Despite the feminine and masculine labels inherent in the language, when nouns are pluralised, the picture gets a little more complicated. For example, if you have a mixed group of men and women, the default plural form is always masculine, making the women invisible participants within the group.
People have pushed back against this for some time now, and feminists have started to use ‘@’ and ‘x’ at the end of nouns in order to avoid ‘gendering’ the word. So, Latino becomes Latinx or Latin@. A more recent addition to this trend has been to use ‘e’ as an alternative.
The rise of feminist movements over the past decades has also ensured that the language issue is on the diversity agenda now, says Florencia. “They propose a more neutral written and spoken language. Ungendered Spanish is now being used naturally in speech. But it’s being resisted by conservative people,” she adds.
The Royal Academy of Spanish, the largest authority on the language, refuses to even entertain the idea of using an x, @ or e ending.
“Companies are understandably worried about this. Diversity and gender equality are big challenges right now. They’re obviously not new things, but they’re new things that companies are worried about.”
Florencia explains that companies face a dilemma. They either risk being branded non-inclusive by sticking to the classic language, or they evidence inclusivity by using a language that’s not formally recognised.
“Honestly, I don’t think it will ever be formally recognised,” she adds. “But why be so formal? Is formality more important than inclusion? Language creates reality and reinforces culture.”
The rise of feminist movements over the past decades has also ensure that the language issue is on the feminist agenda now.
“These are all questions and considerations that companies are facing right now. And I think that they’re kind of lost. They don’t know how to speak to employees. Some of my clients consider themselves pioneers and do all the written communication with @ symbols. Others try really hard to do this, but it gets rejected by management who just want to stick with the traditional way.”

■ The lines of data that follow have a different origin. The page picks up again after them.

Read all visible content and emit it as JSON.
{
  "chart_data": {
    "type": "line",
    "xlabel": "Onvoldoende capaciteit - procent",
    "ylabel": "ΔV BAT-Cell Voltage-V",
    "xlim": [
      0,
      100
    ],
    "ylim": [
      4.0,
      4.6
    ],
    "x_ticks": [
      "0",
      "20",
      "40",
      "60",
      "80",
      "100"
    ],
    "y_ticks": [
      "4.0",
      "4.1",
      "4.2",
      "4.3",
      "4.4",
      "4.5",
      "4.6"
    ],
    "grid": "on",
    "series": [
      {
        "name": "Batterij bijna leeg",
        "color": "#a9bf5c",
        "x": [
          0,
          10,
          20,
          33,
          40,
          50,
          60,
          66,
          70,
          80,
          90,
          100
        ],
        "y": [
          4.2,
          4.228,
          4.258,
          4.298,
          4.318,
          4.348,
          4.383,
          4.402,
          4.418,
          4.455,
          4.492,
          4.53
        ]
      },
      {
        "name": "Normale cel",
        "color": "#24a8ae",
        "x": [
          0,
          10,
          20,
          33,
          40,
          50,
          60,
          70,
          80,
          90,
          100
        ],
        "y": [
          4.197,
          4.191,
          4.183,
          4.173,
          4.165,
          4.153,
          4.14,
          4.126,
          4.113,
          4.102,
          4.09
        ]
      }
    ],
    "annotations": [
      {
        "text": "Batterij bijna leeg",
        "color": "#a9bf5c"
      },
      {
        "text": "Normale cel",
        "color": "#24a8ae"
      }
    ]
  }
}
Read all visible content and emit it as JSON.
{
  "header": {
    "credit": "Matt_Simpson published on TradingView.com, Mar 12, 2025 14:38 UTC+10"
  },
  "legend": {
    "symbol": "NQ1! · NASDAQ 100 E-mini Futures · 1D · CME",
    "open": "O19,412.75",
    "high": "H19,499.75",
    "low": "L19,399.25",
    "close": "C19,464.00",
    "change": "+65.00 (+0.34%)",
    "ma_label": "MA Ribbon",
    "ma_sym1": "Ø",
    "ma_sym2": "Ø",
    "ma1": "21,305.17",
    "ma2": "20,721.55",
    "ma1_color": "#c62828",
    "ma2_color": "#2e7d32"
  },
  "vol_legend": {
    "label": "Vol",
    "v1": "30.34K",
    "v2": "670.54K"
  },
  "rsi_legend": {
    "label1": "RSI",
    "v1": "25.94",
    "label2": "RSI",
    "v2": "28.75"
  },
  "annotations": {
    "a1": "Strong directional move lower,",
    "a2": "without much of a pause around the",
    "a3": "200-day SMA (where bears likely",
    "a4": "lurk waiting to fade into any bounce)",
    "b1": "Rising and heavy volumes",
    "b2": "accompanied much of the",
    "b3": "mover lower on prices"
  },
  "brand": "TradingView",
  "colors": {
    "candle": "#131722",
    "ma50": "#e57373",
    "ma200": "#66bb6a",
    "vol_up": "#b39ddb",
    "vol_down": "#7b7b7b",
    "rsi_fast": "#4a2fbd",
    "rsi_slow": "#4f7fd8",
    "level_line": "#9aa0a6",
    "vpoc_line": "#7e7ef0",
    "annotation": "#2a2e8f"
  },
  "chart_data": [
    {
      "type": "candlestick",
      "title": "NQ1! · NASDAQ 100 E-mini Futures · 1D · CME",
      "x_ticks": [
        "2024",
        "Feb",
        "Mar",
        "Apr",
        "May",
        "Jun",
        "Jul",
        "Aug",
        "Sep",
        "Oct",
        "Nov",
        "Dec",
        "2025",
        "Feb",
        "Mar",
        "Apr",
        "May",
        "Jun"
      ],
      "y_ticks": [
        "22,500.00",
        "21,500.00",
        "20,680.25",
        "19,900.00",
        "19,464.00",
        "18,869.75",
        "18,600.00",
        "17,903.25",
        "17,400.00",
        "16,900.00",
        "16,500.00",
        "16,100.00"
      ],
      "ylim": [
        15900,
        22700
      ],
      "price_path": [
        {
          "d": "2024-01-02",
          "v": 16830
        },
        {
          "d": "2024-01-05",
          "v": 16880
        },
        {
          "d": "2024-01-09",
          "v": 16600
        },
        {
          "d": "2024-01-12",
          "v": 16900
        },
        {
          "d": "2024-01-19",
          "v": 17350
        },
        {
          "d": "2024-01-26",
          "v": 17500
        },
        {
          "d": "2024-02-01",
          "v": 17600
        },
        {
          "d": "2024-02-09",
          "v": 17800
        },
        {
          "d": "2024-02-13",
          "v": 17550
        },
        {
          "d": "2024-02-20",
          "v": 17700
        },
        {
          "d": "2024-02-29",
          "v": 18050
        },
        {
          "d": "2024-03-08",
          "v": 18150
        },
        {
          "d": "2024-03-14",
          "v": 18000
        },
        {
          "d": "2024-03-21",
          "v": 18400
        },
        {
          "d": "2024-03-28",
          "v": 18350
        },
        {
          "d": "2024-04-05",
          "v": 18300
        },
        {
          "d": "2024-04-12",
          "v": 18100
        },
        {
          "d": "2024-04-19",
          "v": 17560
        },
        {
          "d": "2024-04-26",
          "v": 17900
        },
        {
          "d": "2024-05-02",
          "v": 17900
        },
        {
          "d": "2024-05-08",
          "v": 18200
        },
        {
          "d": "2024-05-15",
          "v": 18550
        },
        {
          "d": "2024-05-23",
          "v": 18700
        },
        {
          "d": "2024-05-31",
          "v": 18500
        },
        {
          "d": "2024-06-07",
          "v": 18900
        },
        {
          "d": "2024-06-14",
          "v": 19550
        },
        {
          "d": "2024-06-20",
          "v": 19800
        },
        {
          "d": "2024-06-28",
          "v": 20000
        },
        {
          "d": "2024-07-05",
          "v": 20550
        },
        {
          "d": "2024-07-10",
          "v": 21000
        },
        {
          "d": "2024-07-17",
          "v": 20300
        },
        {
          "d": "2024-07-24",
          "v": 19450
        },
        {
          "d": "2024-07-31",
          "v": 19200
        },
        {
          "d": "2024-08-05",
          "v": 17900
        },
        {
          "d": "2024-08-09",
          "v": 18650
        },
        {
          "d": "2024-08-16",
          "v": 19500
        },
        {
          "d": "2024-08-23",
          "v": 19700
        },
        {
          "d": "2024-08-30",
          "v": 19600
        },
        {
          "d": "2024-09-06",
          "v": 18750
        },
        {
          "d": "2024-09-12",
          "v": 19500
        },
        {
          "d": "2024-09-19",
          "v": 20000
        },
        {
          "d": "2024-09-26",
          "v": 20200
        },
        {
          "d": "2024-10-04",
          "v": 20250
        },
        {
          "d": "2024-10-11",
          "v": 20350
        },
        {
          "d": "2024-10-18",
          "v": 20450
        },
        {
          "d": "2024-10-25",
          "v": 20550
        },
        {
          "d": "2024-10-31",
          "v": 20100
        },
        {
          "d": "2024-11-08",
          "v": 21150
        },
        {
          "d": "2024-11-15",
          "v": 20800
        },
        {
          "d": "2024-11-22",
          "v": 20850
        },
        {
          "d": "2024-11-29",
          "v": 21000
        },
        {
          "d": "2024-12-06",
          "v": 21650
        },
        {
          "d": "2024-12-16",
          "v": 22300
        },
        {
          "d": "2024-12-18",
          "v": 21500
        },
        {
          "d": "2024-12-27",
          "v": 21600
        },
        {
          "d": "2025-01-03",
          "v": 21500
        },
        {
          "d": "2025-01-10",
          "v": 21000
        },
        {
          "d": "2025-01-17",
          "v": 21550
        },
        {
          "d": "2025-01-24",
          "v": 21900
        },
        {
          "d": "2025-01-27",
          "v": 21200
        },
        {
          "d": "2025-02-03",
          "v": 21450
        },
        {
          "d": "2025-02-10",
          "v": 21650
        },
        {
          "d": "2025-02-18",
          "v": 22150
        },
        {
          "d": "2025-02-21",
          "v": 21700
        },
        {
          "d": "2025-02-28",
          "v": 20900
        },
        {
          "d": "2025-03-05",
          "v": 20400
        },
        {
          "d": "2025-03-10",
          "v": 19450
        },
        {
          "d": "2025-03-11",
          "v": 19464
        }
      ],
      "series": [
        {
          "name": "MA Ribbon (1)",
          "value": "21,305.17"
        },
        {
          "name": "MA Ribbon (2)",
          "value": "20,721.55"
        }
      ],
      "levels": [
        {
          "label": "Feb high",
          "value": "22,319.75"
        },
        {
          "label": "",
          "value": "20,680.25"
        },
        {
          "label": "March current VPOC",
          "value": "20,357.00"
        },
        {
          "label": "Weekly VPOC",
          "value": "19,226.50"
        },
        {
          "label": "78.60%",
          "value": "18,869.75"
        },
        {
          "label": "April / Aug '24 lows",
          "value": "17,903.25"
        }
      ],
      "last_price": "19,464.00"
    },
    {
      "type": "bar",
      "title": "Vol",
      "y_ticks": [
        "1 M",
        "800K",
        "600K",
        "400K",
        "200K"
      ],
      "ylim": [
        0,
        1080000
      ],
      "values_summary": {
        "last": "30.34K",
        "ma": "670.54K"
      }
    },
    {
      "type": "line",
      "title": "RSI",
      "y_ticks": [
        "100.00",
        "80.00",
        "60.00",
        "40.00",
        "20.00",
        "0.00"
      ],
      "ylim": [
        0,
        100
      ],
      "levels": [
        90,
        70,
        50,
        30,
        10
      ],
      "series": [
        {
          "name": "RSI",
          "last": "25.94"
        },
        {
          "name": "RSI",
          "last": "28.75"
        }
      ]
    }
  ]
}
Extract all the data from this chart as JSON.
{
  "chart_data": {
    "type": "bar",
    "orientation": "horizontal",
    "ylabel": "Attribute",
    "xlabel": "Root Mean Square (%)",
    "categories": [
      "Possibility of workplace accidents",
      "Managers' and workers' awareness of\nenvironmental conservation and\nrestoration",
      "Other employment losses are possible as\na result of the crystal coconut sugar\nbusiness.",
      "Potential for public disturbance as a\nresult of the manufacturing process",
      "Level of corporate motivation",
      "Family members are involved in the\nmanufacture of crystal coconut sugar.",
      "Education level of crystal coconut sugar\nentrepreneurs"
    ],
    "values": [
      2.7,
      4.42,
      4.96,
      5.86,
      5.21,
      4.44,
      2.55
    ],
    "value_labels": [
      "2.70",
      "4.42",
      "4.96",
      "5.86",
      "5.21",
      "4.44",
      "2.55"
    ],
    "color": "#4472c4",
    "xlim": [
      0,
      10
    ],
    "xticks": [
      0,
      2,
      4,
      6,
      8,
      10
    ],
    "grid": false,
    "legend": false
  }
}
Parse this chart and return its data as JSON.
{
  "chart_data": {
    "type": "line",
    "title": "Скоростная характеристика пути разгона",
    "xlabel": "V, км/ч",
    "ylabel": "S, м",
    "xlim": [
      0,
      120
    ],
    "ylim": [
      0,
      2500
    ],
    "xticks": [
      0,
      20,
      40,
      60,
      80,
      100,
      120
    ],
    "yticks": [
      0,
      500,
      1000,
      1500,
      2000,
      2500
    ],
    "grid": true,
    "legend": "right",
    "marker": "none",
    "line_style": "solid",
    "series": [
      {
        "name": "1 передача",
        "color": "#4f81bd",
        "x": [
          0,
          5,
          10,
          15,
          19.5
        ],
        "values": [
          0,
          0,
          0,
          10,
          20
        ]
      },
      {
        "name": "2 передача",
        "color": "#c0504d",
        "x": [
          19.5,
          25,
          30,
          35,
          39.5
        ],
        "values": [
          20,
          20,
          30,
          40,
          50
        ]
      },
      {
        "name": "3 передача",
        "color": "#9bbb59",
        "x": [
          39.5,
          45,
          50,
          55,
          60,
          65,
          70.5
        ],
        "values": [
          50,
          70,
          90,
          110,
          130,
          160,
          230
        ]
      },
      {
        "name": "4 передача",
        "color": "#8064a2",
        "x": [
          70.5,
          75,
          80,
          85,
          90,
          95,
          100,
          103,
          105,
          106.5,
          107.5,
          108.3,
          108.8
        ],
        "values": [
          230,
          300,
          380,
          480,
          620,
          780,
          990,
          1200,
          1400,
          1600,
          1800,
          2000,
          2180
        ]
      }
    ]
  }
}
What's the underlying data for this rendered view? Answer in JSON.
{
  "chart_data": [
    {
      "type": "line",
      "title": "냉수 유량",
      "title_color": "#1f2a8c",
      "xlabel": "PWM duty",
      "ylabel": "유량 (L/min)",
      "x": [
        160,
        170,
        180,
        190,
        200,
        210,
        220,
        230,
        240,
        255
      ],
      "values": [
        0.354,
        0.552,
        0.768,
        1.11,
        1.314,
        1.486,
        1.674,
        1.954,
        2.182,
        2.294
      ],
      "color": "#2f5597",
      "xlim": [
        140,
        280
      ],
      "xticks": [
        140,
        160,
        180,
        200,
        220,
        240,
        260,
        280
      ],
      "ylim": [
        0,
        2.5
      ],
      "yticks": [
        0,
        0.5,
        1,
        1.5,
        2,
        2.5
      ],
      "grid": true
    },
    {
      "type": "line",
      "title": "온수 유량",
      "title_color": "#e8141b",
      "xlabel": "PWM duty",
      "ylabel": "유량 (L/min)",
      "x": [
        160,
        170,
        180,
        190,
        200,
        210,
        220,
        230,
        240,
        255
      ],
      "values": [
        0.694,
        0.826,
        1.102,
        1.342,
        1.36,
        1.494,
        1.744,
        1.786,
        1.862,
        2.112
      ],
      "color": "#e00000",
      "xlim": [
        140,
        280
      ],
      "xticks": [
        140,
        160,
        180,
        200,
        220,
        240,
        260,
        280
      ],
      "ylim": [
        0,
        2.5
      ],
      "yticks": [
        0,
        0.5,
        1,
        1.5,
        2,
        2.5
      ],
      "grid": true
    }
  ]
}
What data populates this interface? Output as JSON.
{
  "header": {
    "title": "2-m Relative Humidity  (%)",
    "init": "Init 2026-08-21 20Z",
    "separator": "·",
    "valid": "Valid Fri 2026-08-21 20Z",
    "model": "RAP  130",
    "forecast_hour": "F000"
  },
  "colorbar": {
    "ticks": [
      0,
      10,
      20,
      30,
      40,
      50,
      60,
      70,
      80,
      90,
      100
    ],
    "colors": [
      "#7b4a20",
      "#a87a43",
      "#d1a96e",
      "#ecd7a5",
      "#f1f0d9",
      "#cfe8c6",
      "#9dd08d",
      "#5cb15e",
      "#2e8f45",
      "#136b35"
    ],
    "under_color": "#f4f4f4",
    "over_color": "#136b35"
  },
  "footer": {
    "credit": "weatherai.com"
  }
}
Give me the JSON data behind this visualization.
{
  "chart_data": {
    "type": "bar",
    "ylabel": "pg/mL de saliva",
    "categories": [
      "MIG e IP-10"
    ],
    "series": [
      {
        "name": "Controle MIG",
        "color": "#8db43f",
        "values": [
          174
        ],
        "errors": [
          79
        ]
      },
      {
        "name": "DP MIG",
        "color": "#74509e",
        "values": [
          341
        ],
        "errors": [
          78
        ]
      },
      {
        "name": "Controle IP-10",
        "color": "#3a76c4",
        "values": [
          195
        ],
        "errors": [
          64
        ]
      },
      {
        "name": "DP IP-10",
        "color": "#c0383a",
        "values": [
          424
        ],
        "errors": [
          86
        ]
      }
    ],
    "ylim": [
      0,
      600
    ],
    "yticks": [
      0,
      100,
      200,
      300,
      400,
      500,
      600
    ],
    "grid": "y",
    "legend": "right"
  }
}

Even amongst those who completely resist the idea of neutral language, the topic of diversity is being discussed. “It’s touched a nerve,” says Florencia. “It’s not just a female issue. It’s getting companies thinking about transgender, non-binary etc., and the things potentially stopping people making a career.
It’s getting companies thinking about transgender, non-binary etc., and the things potentially stopping people making a career.
“There’s a lot of companies that are giving talks on diversity for employees. They’re looking at the environment and now providing things like rooms for breastfeeding — something that was never considered before. They’re looking at other things, such as what is and isn’t appropriate when making jokes. I’ve seen several campaigns related to these topics and there are also programmes dedicated to empowering women in the workplace. So, even if they’re not using the inclusive form of language, it’s prompted organisations to talk about these issues.”
Language inevitably evolves. Maybe the most important thing is the element of choice. If a new language style slowly gets adopted by the majority, then the future might see a development in Spanish to a more gender-neutral form of communication.
Take Old English, for example. It used to have masculine, feminine and neutral genders but, over the years, the language evolved, mixing with Old Norse, French and Germanic languages, resulting in the gendered endings finally being dropped from the words.
Biography: Florencia Giaquinta
Florencia Giaquinta was born in Buenos Aires, Argentina, where she gained a degree in social communication with an institutional orientation. For the last decade, she’s worked as an internal communication (IC) consultant for several companies in Argentina and across Latin America. In addition, she’s a well-respected speaker, author of academic and professional papers related to the IC discipline, and an IC lecturer at universities in Buenos Aires.